Jonathan Staples first considered planting hops at Black Hops Farm in Loudoun County because he wanted Richmond-based James River Distillery, which he co-owns, to use as many Virginia-grown ingredients as possible.

“I wanted to use Virginia hops in our gin, but we couldn’t because they weren’t available year-round,” Staples said.

Now Staples’ vision is expanding, and he hopes his hops farm and a planned hops processing facility will allow more Virginia farmers to grow the crop and more Virginia brewers to use locally grown hops, rather than hops from the Midwest or West Coast.

When hops are harvested in August and September, they must be quickly transported to a drying and processing facility that converts the leafy, fragrant cones into pellets that can be stored and used year-round.

Some brewers make fall beers with unprocessed hops, which creates beers that are “fresh hopped” or “wet hopped.” But away from harvest time, brewers rely on processed hops.

Lickinghole Creek Craft Brewery in Goochland County grows just under 2 acres of its own hops.

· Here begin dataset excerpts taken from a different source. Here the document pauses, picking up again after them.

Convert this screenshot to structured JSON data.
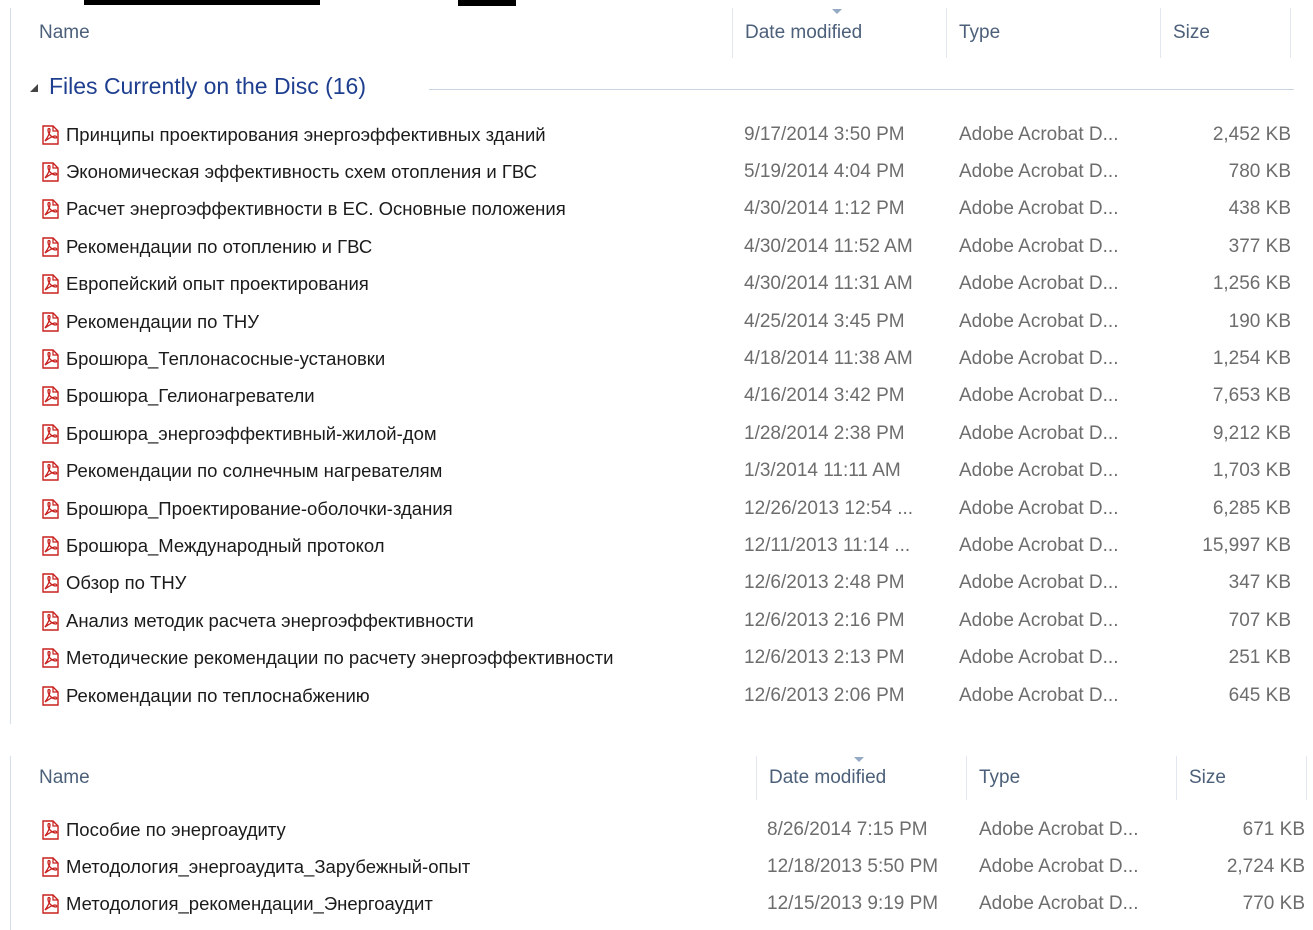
{
  "columns": {
    "name": "Name",
    "date": "Date modified",
    "type": "Type",
    "size": "Size"
  },
  "group": {
    "label": "Files Currently on the Disc (16)"
  },
  "files_top": [
    {
      "name": "Принципы проектирования энергоэффективных зданий",
      "date": "9/17/2014 3:50 PM",
      "type": "Adobe Acrobat D...",
      "size": "2,452 KB"
    },
    {
      "name": "Экономическая эффективность схем отопления и ГВС",
      "date": "5/19/2014 4:04 PM",
      "type": "Adobe Acrobat D...",
      "size": "780 KB"
    },
    {
      "name": "Расчет энергоэффективности в ЕС. Основные положения",
      "date": "4/30/2014 1:12 PM",
      "type": "Adobe Acrobat D...",
      "size": "438 KB"
    },
    {
      "name": "Рекомендации по отоплению и ГВС",
      "date": "4/30/2014 11:52 AM",
      "type": "Adobe Acrobat D...",
      "size": "377 KB"
    },
    {
      "name": "Европейский опыт проектирования",
      "date": "4/30/2014 11:31 AM",
      "type": "Adobe Acrobat D...",
      "size": "1,256 KB"
    },
    {
      "name": "Рекомендации по ТНУ",
      "date": "4/25/2014 3:45 PM",
      "type": "Adobe Acrobat D...",
      "size": "190 KB"
    },
    {
      "name": "Брошюра_Теплонасосные-установки",
      "date": "4/18/2014 11:38 AM",
      "type": "Adobe Acrobat D...",
      "size": "1,254 KB"
    },
    {
      "name": "Брошюра_Гелионагреватели",
      "date": "4/16/2014 3:42 PM",
      "type": "Adobe Acrobat D...",
      "size": "7,653 KB"
    },
    {
      "name": "Брошюра_энергоэффективный-жилой-дом",
      "date": "1/28/2014 2:38 PM",
      "type": "Adobe Acrobat D...",
      "size": "9,212 KB"
    },
    {
      "name": "Рекомендации по солнечным нагревателям",
      "date": "1/3/2014 11:11 AM",
      "type": "Adobe Acrobat D...",
      "size": "1,703 KB"
    },
    {
      "name": "Брошюра_Проектирование-оболочки-здания",
      "date": "12/26/2013 12:54 ...",
      "type": "Adobe Acrobat D...",
      "size": "6,285 KB"
    },
    {
      "name": "Брошюра_Международный протокол",
      "date": "12/11/2013 11:14 ...",
      "type": "Adobe Acrobat D...",
      "size": "15,997 KB"
    },
    {
      "name": "Обзор по ТНУ",
      "date": "12/6/2013 2:48 PM",
      "type": "Adobe Acrobat D...",
      "size": "347 KB"
    },
    {
      "name": "Анализ методик расчета энергоэффективности",
      "date": "12/6/2013 2:16 PM",
      "type": "Adobe Acrobat D...",
      "size": "707 KB"
    },
    {
      "name": "Методические рекомендации по расчету энергоэффективности",
      "date": "12/6/2013 2:13 PM",
      "type": "Adobe Acrobat D...",
      "size": "251 KB"
    },
    {
      "name": "Рекомендации по теплоснабжению",
      "date": "12/6/2013 2:06 PM",
      "type": "Adobe Acrobat D...",
      "size": "645 KB"
    }
  ],
  "files_bottom": [
    {
      "name": "Пособие по энергоаудиту",
      "date": "8/26/2014 7:15 PM",
      "type": "Adobe Acrobat D...",
      "size": "671 KB"
    },
    {
      "name": "Методология_энергоаудита_Зарубежный-опыт",
      "date": "12/18/2013 5:50 PM",
      "type": "Adobe Acrobat D...",
      "size": "2,724 KB"
    },
    {
      "name": "Методология_рекомендации_Энергоаудит",
      "date": "12/15/2013 9:19 PM",
      "type": "Adobe Acrobat D...",
      "size": "770 KB"
    }
  ],
  "icons": {
    "file": "pdf-file-icon",
    "sort": "sort-descending-icon",
    "group": "collapse-triangle-icon"
  },
  "colors": {
    "header_text": "#4c607a",
    "group_text": "#1e3e8f",
    "detail_text": "#6d6d6d",
    "pdf_red": "#c8201d"
  }
}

Sean-Thomas Pumphrey, co-founder and brewer, said the brewery uses the hops it grows for a fresh-hopped beer called “Gentleman Farmer.”

The facility in Loudoun should open in time for the fall harvest.

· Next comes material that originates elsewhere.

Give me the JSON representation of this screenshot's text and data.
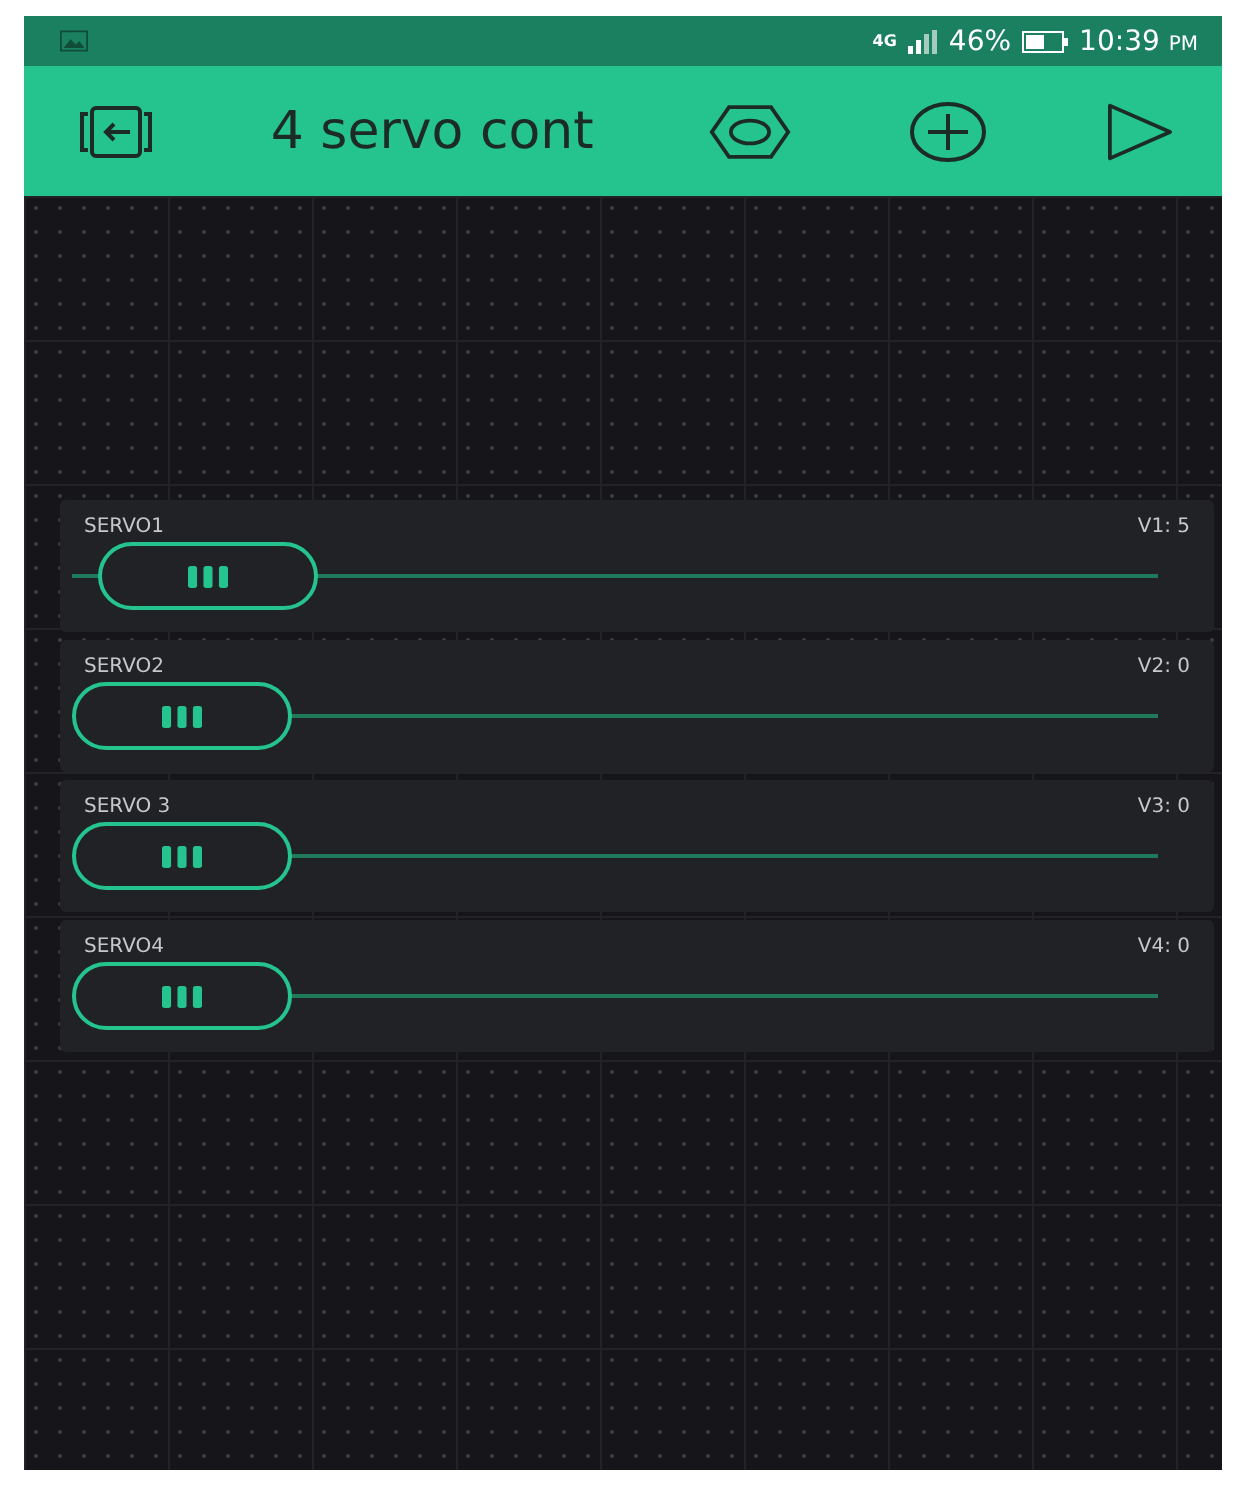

“We’re building this facility predicated on the desire that lots of people grow hops,” Staples said. “We want to get to a few hundred acres under cultivation.”

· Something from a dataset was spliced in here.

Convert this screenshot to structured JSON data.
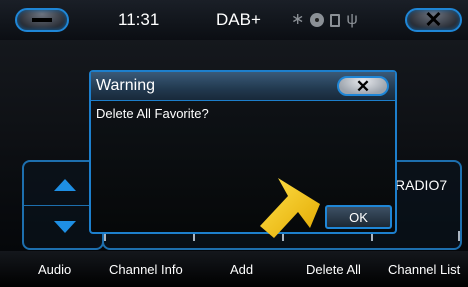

Hops are a new venture for Staples, who grew up in Richmond and now lives primarily in Frederick, Md.

He is a well-known restaurant entrepreneur with ownership stakes in several Maryland and Washington restaurants, including those owned by noted celebrity chefs Bryan Voltaggio and Mike Isabella. Voltaggio is opening a location of his Family Meal restaurant in Willow Lawn in Henrico County this year, while Isabella is the owner of Graffiatto, which opened a downtown Richmond location last year.

***

The processing facility got a boost in November when Gov. Terry McAuliffe gave the farm a $40,000 grant from the Agriculture and Forestry Industries Development Fund. The grant, which was made through Loudoun, was matched by a $40,000 grant from the U.S. Department of Agriculture.

Black Hops Farm promised to purchase at least 3,500 pounds of Virginia hops over the next three years in exchange for the state grant.

Solomon Rose and Dylan Krzywonski are partners in the processing facility and run Organarchy, an organic farm in Oldtown, Md., that grows 14 acres of hops alongside livestock and produce.

Krzywonski said the $80,000 from state and federal authorities represents a bit less than 10 percent of the total investment into the new processing facility.

Rose said he’s wanted to establish a hops processing facility for years in Maryland. He said such a facility would allow farmers to spend less on drying and processing equipment.

“One friend of mine was going to spend $60,000 on a larger drying room,” Rose said. “Instead, he’ll put that money directly into the field and go from 4 acres to 15 acres. Now farmers don’t have to do every step of the equation.”

***Staples has planted 6 acres of hops on his farm in Loudoun.

He estimated that there are only 25 acres under commercial production in the entire state. He said growing hops requires an up-front investment of $6,000 to $10,000 per acre in equipment and noted hop fields don’t hit full production until their third year after planting.

“There is no processing facility here because there are no hops, and there are no hops because there is no processing facility,” Staples said.

Having the processing facility in place will encourage more people to plant hops, he said.

Staples’ farm, which is in the small town of Lucketts, between Leesburg and the Potomac River, also will be home to a farm brewery operated by Flying Dog Brewery of Frederick, Md. He said Flying Dog has supported Maryland hops growers and is active in the move to protect farmland from development.

Staples said hops were grown by Virginia farmers — without much success — in the years before the Revolutionary War. He compared the nascent hops industry to Virginia’s grape industry, which also had seen decades of failure before vineyards were able to develop sustainable operations in the 1970s and 1980s.

“We hope to have high-quality Virginia hops at competitive prices for Virginia beer,” Staples said. “Ultimately farmers will make this succeed or fail.”